Setelahnya aku pun keluar dari kamar mandi dan menemukan Tasmy yang sedang sibuk dengan laptopnya. Tak heran bila ia sampai membawa laptop demi tugas begini, melihat dirinya yang selalu mendapat ranking pertama pararel. Hingga namanya tenar oleh para guru dan murid.
Cklek! Terdengar suara pintu terbuka dan tiba-tiba,
"SELAMAT BERSUKACITA, KAWAN!" seruan seseorang dengan suara amat menggelegar membuatku dan Tasmy kaget. Sudah kuduga, Nema yang berteriak. Tak mungkin Cima yang berteriak karena kelakuannya jauh lebih kalem dari anak itu.
"Oh my God! Finally... kita ke gedung mata lalat juga! Setelah sekian abad menunggu..." seru Nema kembali berteriak.

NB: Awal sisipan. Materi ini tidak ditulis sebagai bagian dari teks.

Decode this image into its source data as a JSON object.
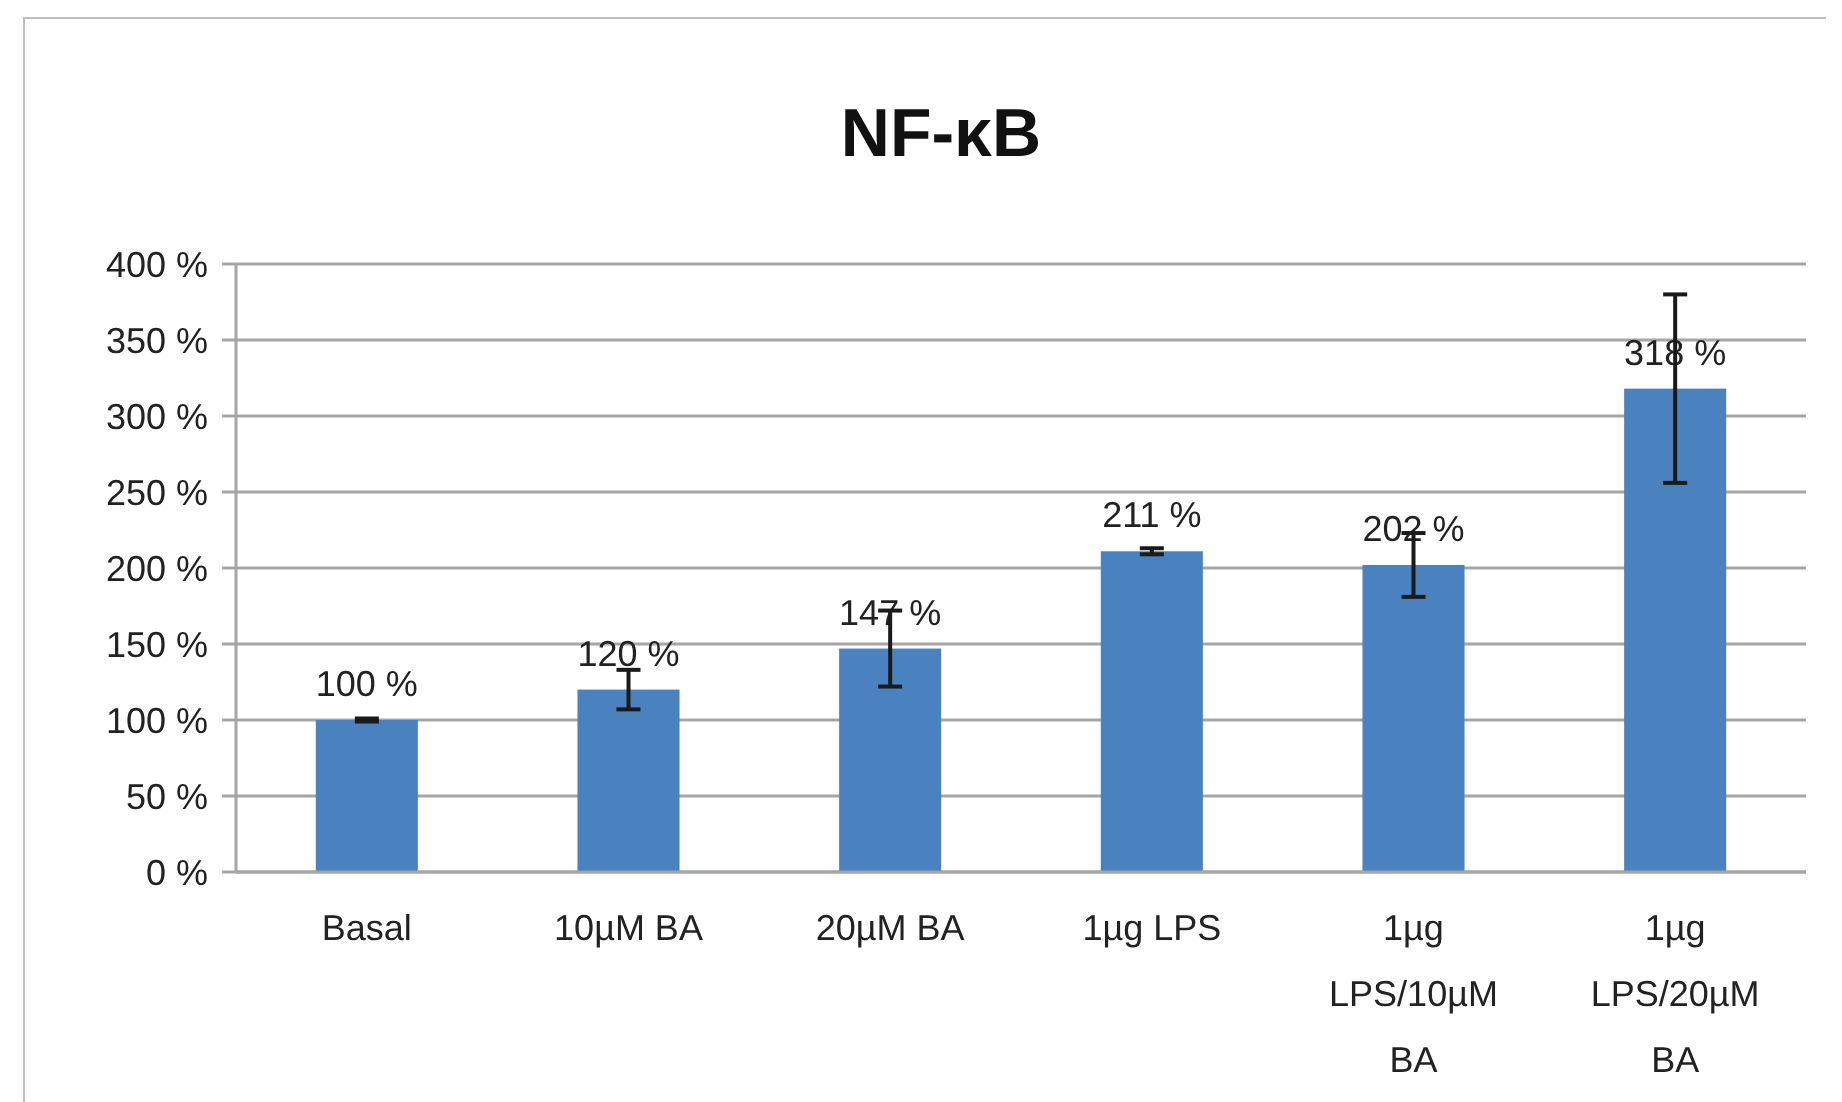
{
  "chart_data": {
    "type": "bar",
    "title": "NF-κB",
    "categories": [
      "Basal",
      "10µM BA",
      "20µM BA",
      "1µg LPS",
      "1µg LPS/10µM BA",
      "1µg LPS/20µM BA"
    ],
    "values": [
      100,
      120,
      147,
      211,
      202,
      318
    ],
    "errors": [
      1,
      13,
      25,
      2,
      21,
      62
    ],
    "value_labels": [
      "100 %",
      "120 %",
      "147 %",
      "211 %",
      "202 %",
      "318 %"
    ],
    "color": "#4a81bf",
    "ylim": [
      0,
      400
    ],
    "yticks": [
      {
        "value": 0,
        "label": "0 %"
      },
      {
        "value": 50,
        "label": "50 %"
      },
      {
        "value": 100,
        "label": "100 %"
      },
      {
        "value": 150,
        "label": "150 %"
      },
      {
        "value": 200,
        "label": "200 %"
      },
      {
        "value": 250,
        "label": "250 %"
      },
      {
        "value": 300,
        "label": "300 %"
      },
      {
        "value": 350,
        "label": "350 %"
      },
      {
        "value": 400,
        "label": "400 %"
      }
    ],
    "grid": "y"
  }
}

"Eh, bukannya buah durian?" tanya Cima seraya menaikkan satu alis.
"Ah, sama saja. Oh ya, jangan lupa baterai ponsel harus full. Biar bisa foto banyak kali," balas Nema dengan semangat berkobar macam seorang pahlawan. Tak lama kami kembali bersiap menuju bus untuk melanjutkan acara tur.
Hanya membutuhkan waktu sekitar 15 menit untuk sampai di tujuan. Jujur saja aku belum pernah mengunjungi Teater Esplanade sebelumnya. Aku juga menunggu momen saat menonton pertunjukan bersama di gedung ini nantinya. Melihat foto-foto teater yang kutelusuri di internet, membuat rasa semangatku bertambah. Gedung ini terlihat megah dan berkelas. Dengan luas mencapai 60 kilometer persegi, kursi yang jumlahnya lebih dari 3000 buah, dan entah berapa meter tingginya, teater ini selalu menyuguhkan berbagai macam tarian, musik, hingga konser.
Jadwal pertama kami adalah menonton pertunjukan teater Magma. Dimana cerita itu mengisahkan seorang pangeran Magma dengan putri dari suatu kerajaan. Berbagai macam adegan yang diperagakan tak dapat mengalihkan mata para penonton darinya. Mereka fokus memerhatikan setiap gerak-gerik para tokoh itu. Namun sesuatu lebih menarik perhatianku membuat kedua mataku beralih objek menuju arah selatan.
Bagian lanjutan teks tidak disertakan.